Alongside literacy, mathematics, language arts, and social studies, teaching social skills is one of the most foundational things we can be teaching our middle school students. Character education is more than just encouraging someone to return a lost wallet; it encompasses all the life skills of learning to live as a community. Remember, learners in the modern era not only have everything that their parents had to consider, but they also now each have access to social media. The potential that social media has to wreak social havoc in a school community, as we’ve seen time and time again, is massive. This is just one example of the importance of giving our learners good decision-making tools and guiding these middle schoolers under our care to do the right thing. The following is a series of character-building activities aimed at helping middle school students to develop positive character traits through social-emotional learning. With some minor adjustments, these could also work for elementary school or high school learners. Remember, you know your learners’ grade level better than anyone!

These seven interactive activities will help your learners develop good character traits such as self-discipline, trustworthiness, critical thinking, problem-solving, and a growth mindset that they can take with them into the real world.

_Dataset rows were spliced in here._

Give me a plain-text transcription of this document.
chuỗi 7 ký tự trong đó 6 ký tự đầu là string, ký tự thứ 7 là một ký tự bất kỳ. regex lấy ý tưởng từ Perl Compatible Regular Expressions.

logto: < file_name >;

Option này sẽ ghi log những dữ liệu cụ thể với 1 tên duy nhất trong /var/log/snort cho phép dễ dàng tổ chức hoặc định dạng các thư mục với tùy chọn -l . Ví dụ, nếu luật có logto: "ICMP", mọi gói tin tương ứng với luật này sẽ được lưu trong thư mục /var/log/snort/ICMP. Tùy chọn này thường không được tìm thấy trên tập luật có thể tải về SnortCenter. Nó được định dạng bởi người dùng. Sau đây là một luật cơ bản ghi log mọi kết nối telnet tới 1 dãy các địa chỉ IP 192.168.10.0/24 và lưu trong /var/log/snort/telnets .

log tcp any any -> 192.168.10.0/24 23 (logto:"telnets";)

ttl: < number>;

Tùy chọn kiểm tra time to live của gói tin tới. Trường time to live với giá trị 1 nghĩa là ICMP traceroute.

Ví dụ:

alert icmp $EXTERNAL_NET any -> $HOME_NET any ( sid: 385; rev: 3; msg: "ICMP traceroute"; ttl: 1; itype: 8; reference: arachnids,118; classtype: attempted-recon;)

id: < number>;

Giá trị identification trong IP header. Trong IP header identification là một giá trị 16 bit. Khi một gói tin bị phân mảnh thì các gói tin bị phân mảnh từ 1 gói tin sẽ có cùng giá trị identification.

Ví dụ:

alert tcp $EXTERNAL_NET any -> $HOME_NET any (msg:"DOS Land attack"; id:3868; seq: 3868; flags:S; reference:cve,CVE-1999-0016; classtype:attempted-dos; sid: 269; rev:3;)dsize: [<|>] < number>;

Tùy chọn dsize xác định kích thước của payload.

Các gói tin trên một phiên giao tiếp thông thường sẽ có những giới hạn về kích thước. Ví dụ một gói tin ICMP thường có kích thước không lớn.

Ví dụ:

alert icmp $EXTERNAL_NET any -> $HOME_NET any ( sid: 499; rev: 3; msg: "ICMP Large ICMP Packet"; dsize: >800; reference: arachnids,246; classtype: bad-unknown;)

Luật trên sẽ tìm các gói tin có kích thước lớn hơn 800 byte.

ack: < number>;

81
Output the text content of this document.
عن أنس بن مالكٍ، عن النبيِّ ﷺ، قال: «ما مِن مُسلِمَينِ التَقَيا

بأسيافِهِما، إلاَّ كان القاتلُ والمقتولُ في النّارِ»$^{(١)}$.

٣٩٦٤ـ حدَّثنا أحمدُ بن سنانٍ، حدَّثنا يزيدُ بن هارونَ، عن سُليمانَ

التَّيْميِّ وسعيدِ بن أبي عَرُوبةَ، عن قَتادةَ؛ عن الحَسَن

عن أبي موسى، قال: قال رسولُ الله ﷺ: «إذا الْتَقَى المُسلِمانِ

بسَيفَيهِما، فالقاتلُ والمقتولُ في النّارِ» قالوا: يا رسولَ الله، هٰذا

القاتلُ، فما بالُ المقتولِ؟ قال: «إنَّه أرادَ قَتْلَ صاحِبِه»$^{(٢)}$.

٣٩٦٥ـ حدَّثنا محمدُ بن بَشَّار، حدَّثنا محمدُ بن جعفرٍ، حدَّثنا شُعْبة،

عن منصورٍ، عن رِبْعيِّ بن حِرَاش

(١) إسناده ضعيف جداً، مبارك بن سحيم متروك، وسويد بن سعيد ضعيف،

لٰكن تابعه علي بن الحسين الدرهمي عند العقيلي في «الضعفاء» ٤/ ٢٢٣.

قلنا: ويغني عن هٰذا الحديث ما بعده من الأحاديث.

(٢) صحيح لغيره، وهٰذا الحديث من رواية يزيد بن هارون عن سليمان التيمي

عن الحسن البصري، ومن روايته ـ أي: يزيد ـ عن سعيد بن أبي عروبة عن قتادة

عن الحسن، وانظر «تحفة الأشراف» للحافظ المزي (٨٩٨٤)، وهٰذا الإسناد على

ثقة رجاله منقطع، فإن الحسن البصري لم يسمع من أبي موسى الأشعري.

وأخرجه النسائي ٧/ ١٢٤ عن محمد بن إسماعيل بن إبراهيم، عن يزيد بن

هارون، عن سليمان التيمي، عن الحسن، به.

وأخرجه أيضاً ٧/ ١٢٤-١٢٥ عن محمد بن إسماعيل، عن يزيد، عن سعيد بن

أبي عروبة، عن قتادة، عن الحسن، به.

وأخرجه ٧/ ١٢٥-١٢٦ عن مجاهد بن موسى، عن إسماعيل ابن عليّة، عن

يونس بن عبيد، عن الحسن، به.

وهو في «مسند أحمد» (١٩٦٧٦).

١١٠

  1. Change your Words: A growth mindset activity that can be used in any classroom, “Change your words… Change your mindset”. is an activity that can be undertaken by learners of any age. devise a list or create worksheets with several negative sayings. For example, “I am not good at” or “I’ll never be able to…” Students must rephrase these negative statements into positive ones, such as “I’m not good at maths, yet.” Your middle schoolers will exercise their English vocabulary skills as well as learning the power of positive thinking.
  2. Teach Digital Citizenship: As mentioned earlier, responsible use of social media is a vital lesson for learners. Digital citizenship is a character-building activity, which is super relevant now with social media posts, podcasts, videos, etc that students post. has a great lesson plan on Digital Citizenship. Complete the free sign up and it’s all yours! The lesson plan teaches students perspective and how to be an upstander or an ally. This is especially important for older students, but given the relatively young age that students can be seen wielding smartphones, this course will benefit all learners (and probably most adults).
  3. Circle of Control: Self-control and self-discipline are great for all students; especially middle school-age students who often lack it! In this simple activity, they are cards with different scenarios on them. Students identify if they are in their control or out of their control. The idea is that there are certain things that are within our control and certain things that are not in our control. For example, “Whether or not Taco Bell is currently serving french fries is, unfortunately, out of my control. However, whether or not I go to Taco Bell for lunch is in my control.” This activity uses simple examples as a means of providing your learners with tools as they begin their character development.
  4. Random Acts of Kindness: A fun activity to do at recess or PE is making chalk messages of kindness. Teach students that a simple message can often brighten someone else’s day. You can also push students to do this outside of your class like leaving messages for others on post-its or in their community. You can extend this beyond just leaving messages. If you’re stuck for ideas, why not have your middle schoolers role-play as members of the school community they might see throughout the course of their day? Describing the ripple effect of a small good deed in the school community can show your students the kind of everyday actions they should be trying to achieve.
  5. Squiggly Cooperation: The squiggly line drawing is an excellent resource to teach cooperation. Learners will need to learn to work respectfully with their peers and this super easy activity will challenge them to do so. If your learners are more visually-minded, elementary students or you’re just looking for something different, try this fun drawing activity.
  6. Deep Breath Hand Counting: In a fast-paced world that only seems to be speeding up, there are proven benefits to taking a moment to ground ourselves during the course of our day. As adults, most of us live life at high speed. This lifestyle begins as early as elementary school. Odds are, your middle schoolers got up quickly, urged by their parents to get dressed and eat breakfast before dashing out the door. There are many useful breathing strategies you can teach your middle school students to improve their self-regulation skills. One method is counting their inhales and exhales while tracing their fingers. This technique (called hand-tracing) and several others can be found here. Combining touch and sight with breathing can help students stay focused on the action and calm themselves down. This can be a great way to start or finish a class, and literally only takes one or two minutes.
  7. The Forgiveness Project: a website set up to explore two philosophical principles, “Why do people forgive?” and “Forgiving the unforgivable.” Students will look at real people and their situations to see why people forgive. The lesson includes a reading, video, and student booklet with a graphic organizer. If you’re an educator, you can get access to everything the Forgiveness Project has to offer for free! You only have to sign up for their newsletter. If this seems like something that would benefit your middle schoolers, follow this link.

These character-building activities can help your middle schoolers to develop the character traits and social skills that will serve them as adults too. Introducing these at the start of the school year and supplementing them with regular class discussions will yield huge benefits for your learners, their self-esteem, and their decision-making abilities as they mature into young adults. Academic achievement will always be a vital aspect of schooling, but remember, character counts!